Uma recente decisão do Conselho Administrativo de Recursos Fiscais (CARF) trouxe um importante precedente para o agronegócio e para empresas sujeitas ao regime não cumulativo de PIS e COFINS. O órgão reconheceu que os royalties pagos pela utilização de tecnologia incorporada às sementes geneticamente modificadas podem gerar créditos dessas contribuições, por constituírem insumos essenciais à atividade produtiva.
O entendimento representa um avanço na interpretação do conceito de “insumo” para fins de creditamento e pode impactar significativamente a carga tributária de empresas que atuam no setor agrícola.

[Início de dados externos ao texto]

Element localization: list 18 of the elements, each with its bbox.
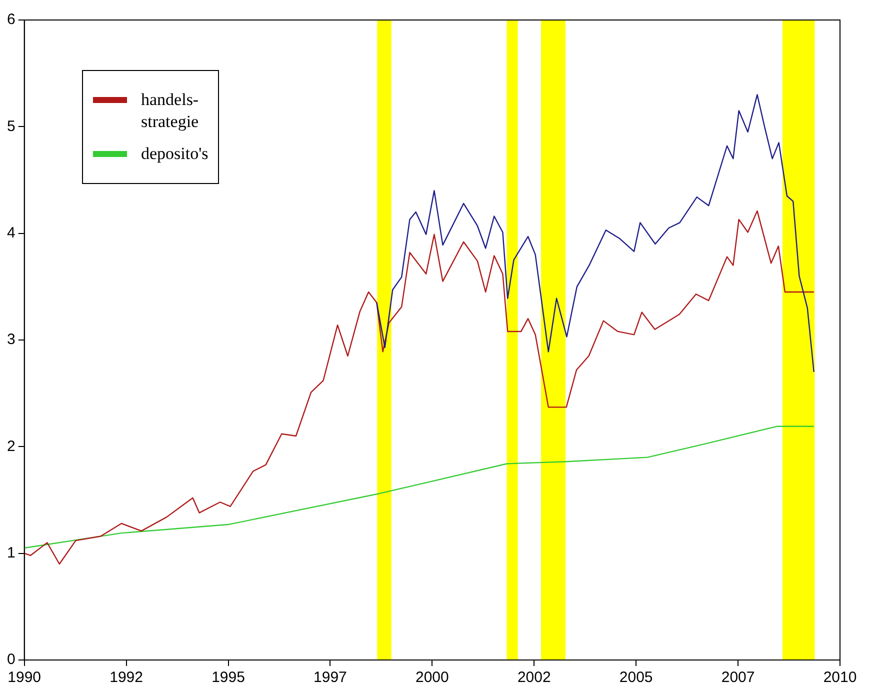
- x-tick-label: 1990: [8, 669, 42, 686]
- legend-label: deposito's: [141, 143, 208, 166]
- y-tick-label: 6: [7, 11, 16, 28]
- y-tick-label: 0: [7, 651, 16, 668]
- y-tick-label: 4: [7, 224, 16, 242]
- y-tick-label: 2: [7, 438, 16, 455]
- x-tick-label: 2002: [517, 669, 551, 686]
- y-tick-label: 5: [7, 118, 16, 135]
- y-tick-label: 3: [7, 331, 16, 348]
- legend-label: handels- strategie: [141, 89, 199, 134]
- x-tick-label: 2010: [823, 669, 857, 686]
- x-tick-label: 2007: [721, 669, 755, 686]
- x-tick-label: 2000: [415, 669, 449, 686]
- x-tick-label: 1997: [314, 669, 347, 686]
- x-tick-label: 2005: [619, 669, 653, 686]
- x-tick-label: 1992: [110, 669, 143, 686]
- x-tick-label: 1995: [212, 669, 245, 686]
- y-tick-label: 1: [7, 544, 16, 562]
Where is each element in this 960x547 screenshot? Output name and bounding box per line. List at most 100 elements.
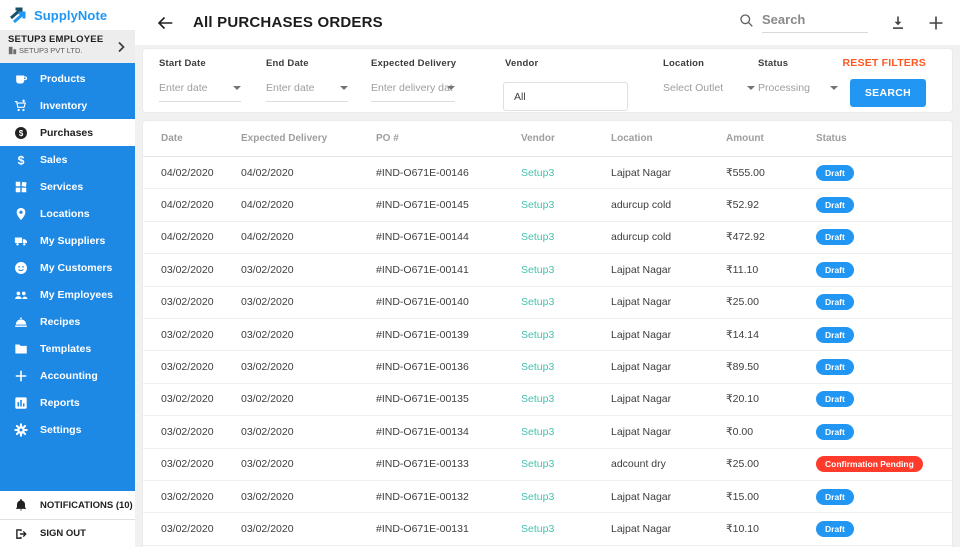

No julgamento, o CARF concluiu que os royalties pagos pelo uso da tecnologia genética embarcada nas sementes transgênicas não configuram mera remuneração por propriedade intelectual. Na prática, esses valores estão diretamente vinculados ao processo produtivo, uma vez que a tecnologia licenciada integra a própria semente utilizada na produção agrícola.
Assim, os conselheiros entenderam que a despesa possui caráter essencial e relevante para o desenvolvimento da atividade econômica, enquadrando-se no conceito de insumo adotado pela legislação do PIS e da COFINS. Esse entendimento afasta a interpretação restritiva que, por muitos anos, vinha sendo adotada pela Receita Federal em casos semelhantes.
A decisão acompanha a evolução da jurisprudência sobre o conceito de insumo. Desde o julgamento do Recurso Especial nº 1.221.170 pelo Superior Tribunal de Justiça (STJ), consolidou-se o entendimento de que o direito ao crédito deve ser analisado com base nos critérios da essencialidade e da relevância da despesa para a atividade econômica desenvolvida pelo contribuinte, abandonando interpretações excessivamente restritivas.
No caso das sementes geneticamente modificadas, a tecnologia licenciada não representa um elemento acessório ou facultativo. Ao contrário, ela constitui característica indispensável do próprio produto utilizado na produção agrícola, de modo que os royalties pagos pela sua utilização passam a integrar os custos necessários ao processo produtivo.
A decisão possui especial relevância para empresas que atuam na produção agrícola utilizando sementes geneticamente modificadas, comercializam sementes licenciadas ou suportam o pagamento de royalties relativos à tecnologia embarcada, desde que submetidas ao regime não cumulativo de PIS e COFINS. Embora o julgamento tenha sido proferido em um caso específico, ele reforça uma tendência favorável ao reconhecimento do direito ao crédito quando demonstrada a indispensabilidade da despesa.
Além disso, o precedente abre espaço para que empresas do setor revisem suas apurações tributárias. Contribuintes que deixaram de aproveitar créditos sobre esses pagamentos em razão da interpretação restritiva anteriormente adotada podem avaliar, à luz das particularidades de cada caso, a possibilidade de recuperação de valores recolhidos a maior, seja na esfera administrativa, seja pela via judicial, observados os prazos legais e a documentação pertinente.
Mais do que um precedente isolado, a decisão demonstra uma interpretação mais alinhada à realidade econômica do agronegócio. Ao reconhecer que a tecnologia incorporada às sementes integra efetivamente o processo produtivo, o CARF prestigia uma análise material das operações e reforça a segurança jurídica dos contribuintes.
O reconhecimento, pelo CARF, do direito ao crédito de PIS e COFINS sobre royalties de sementes geneticamente modificadas representa um importante avanço para o setor do agronegócio. O precedente reafirma a aplicação dos critérios de essencialidade e relevância na definição de insumos e amplia as possibilidades de aproveitamento de créditos tributários quando os custos são efetivamente indispensáveis à atividade empresarial.
Diante desse cenário, é recomendável que empresas que utilizam tecnologias licenciadas em seu processo produtivo revisem suas operações tributárias para verificar a existência de créditos não aproveitados e avaliem eventuais oportunidades de recuperação de valores, sempre com acompanhamento jurídico especializado.